LingOSM: Identifying the Cultural and Linguistic Influence on Mapping Behaviour
An Empirical Attempt to Substantiate the Sapir-Whorf-Hypothesis in Cartography using the Example of OpenStreetMap after the Nepal Earthquakes of 2015
OpenStreetMap Data are generated by a large and very diverse group of volunteers. Especially in the wake of disasters, people from all over the world are joining forces to provide current mapping information for the affected regions. The founding of the Humanitarian OpenStreetMap Team (HOT) has contributed significantly to channeling these efforts and organizing immediate and coordinated responses.
HOT tasks typically describe the area to be mapped, give specific instructions as to regional particularities, and pinpoint areas of particular importance. Since broad participation is encouraged and highly appreciated, the contributing mappers stem from all areas of the world.

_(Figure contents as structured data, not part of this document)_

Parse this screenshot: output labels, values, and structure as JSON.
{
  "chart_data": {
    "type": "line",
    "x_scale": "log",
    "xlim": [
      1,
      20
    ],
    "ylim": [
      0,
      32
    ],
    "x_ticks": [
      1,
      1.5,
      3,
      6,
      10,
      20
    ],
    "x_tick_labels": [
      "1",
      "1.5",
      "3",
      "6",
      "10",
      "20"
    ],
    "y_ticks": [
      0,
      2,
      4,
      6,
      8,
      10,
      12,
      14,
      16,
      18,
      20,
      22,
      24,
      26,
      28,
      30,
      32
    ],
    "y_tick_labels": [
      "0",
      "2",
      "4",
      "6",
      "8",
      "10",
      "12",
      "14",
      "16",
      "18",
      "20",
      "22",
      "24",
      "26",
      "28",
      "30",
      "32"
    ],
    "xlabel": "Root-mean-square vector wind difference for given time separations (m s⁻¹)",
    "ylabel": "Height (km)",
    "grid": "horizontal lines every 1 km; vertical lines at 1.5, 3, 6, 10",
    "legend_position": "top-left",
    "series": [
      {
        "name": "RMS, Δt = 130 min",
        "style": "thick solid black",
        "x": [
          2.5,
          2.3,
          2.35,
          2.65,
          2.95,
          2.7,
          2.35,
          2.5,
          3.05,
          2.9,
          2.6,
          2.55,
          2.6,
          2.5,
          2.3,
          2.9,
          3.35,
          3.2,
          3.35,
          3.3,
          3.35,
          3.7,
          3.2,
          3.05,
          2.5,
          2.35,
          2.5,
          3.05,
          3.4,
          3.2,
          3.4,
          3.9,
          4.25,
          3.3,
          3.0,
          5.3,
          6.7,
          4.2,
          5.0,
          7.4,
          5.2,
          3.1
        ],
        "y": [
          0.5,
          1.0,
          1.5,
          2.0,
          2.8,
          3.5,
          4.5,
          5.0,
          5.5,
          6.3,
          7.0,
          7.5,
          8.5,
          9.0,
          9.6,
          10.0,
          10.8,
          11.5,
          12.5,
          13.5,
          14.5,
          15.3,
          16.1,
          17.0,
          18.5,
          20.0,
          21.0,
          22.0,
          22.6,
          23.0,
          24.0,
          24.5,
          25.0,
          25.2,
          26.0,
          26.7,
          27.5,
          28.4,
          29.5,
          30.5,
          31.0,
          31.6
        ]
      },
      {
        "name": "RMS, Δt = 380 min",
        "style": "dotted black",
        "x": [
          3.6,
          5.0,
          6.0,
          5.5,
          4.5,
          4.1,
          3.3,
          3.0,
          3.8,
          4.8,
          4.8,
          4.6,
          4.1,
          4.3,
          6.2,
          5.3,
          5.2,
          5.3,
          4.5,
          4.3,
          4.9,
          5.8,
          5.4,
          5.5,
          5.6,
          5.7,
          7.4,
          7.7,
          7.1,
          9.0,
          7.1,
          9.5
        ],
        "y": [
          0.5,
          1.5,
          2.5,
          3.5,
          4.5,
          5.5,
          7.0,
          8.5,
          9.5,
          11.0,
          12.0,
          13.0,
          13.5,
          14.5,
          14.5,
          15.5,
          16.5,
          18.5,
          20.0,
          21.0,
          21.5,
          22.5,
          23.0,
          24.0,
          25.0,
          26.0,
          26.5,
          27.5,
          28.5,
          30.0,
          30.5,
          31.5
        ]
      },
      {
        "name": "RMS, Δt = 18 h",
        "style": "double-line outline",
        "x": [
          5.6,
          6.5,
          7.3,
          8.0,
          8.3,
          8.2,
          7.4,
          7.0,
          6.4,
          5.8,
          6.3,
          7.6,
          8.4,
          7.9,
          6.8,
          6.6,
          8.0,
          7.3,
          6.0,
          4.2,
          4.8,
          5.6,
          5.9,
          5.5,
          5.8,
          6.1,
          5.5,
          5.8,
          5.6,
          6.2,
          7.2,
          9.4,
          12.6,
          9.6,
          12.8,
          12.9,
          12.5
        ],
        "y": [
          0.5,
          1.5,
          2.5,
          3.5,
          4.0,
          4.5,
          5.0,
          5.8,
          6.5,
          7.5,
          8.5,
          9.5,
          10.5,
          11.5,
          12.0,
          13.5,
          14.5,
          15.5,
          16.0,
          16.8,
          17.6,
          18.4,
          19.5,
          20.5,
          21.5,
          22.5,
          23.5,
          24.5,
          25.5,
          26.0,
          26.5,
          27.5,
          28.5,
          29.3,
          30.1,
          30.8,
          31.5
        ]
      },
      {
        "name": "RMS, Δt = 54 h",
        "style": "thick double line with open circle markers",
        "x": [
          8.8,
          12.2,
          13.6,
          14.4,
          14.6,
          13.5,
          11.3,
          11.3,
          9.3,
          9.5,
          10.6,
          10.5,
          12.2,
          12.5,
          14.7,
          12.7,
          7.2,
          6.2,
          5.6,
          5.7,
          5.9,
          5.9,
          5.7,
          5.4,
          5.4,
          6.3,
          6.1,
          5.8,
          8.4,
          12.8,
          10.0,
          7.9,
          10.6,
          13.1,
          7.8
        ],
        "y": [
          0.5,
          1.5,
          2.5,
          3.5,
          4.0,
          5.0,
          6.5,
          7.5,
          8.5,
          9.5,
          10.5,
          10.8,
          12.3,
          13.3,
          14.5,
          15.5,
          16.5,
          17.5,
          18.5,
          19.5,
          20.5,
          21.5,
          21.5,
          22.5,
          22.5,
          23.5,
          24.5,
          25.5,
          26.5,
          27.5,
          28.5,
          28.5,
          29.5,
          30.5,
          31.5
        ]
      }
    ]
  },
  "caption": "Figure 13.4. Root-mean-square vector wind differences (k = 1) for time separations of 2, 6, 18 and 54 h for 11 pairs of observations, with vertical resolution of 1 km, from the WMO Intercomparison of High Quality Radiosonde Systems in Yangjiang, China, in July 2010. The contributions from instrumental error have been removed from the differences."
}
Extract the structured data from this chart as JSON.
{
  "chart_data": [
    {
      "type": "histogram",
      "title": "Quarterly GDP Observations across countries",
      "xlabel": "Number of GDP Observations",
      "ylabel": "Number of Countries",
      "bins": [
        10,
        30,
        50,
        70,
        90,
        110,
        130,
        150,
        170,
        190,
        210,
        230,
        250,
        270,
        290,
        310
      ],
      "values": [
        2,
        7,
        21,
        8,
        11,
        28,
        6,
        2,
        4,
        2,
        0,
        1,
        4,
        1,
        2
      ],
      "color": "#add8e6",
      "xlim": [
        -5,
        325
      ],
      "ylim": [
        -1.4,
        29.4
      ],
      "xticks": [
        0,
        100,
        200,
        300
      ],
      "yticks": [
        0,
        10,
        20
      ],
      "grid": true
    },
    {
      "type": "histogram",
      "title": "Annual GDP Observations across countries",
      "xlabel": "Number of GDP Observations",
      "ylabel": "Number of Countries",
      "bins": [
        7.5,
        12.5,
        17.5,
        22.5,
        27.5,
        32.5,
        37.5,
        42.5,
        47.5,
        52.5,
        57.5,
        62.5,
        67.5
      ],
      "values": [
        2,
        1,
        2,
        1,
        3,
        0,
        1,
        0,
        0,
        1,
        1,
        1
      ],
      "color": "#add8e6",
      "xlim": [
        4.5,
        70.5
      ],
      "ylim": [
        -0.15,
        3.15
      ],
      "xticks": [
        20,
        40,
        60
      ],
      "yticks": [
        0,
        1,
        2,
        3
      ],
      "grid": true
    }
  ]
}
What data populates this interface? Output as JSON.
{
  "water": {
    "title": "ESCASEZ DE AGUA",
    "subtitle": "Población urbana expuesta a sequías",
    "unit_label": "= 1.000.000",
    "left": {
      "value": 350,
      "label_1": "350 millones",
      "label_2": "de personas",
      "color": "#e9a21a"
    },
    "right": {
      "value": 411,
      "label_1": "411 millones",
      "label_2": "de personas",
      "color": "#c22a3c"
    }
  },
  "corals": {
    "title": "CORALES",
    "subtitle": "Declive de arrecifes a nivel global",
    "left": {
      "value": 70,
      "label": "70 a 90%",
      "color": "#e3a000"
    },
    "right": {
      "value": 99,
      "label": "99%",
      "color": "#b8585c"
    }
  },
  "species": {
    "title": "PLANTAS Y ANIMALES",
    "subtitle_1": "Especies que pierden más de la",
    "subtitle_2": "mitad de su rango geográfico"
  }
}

To improve data quality and reliability, we are currently investigating the map data generated after the earthquakes in Nepal in spring 2015. A first investigation revealed a significant number of changes made to street classifications after the earthquake. To explore the reason behind those frequent changes we are currently investigating different factors influencing mapping behaviour. Our present approach is to investigate whether mappers with different linguistic backgrounds implement the HOT tasks differently, depending on their native language and/or their cultural background.
Linguistic research suggests that our mother language heavily influences the way we perceive and think about reality. However, so far the implications of this theory on international mapping cooperation have yet to be explored. If in fact native language does play a significant factor in individual mapping behaviour, such insights could be of great help to make HOT tasks more precise, i.e. by including linguistic and/or cultural hints or tips in the task description, hopefully further improving data quality and reliability.
To achieve this goal, we are investigating the street network of Nepal and the modifications/amendments added after the 2015 earthquakes. We are exploring all changes made to objects tagged with “highway=*” and will compare those changes to the linguistic and cultural background of the user responsible for the change.
Any and all information gathered in this context will be strictly confidential and results will be strictly anonymized and resulting papers will contain only aggregated data.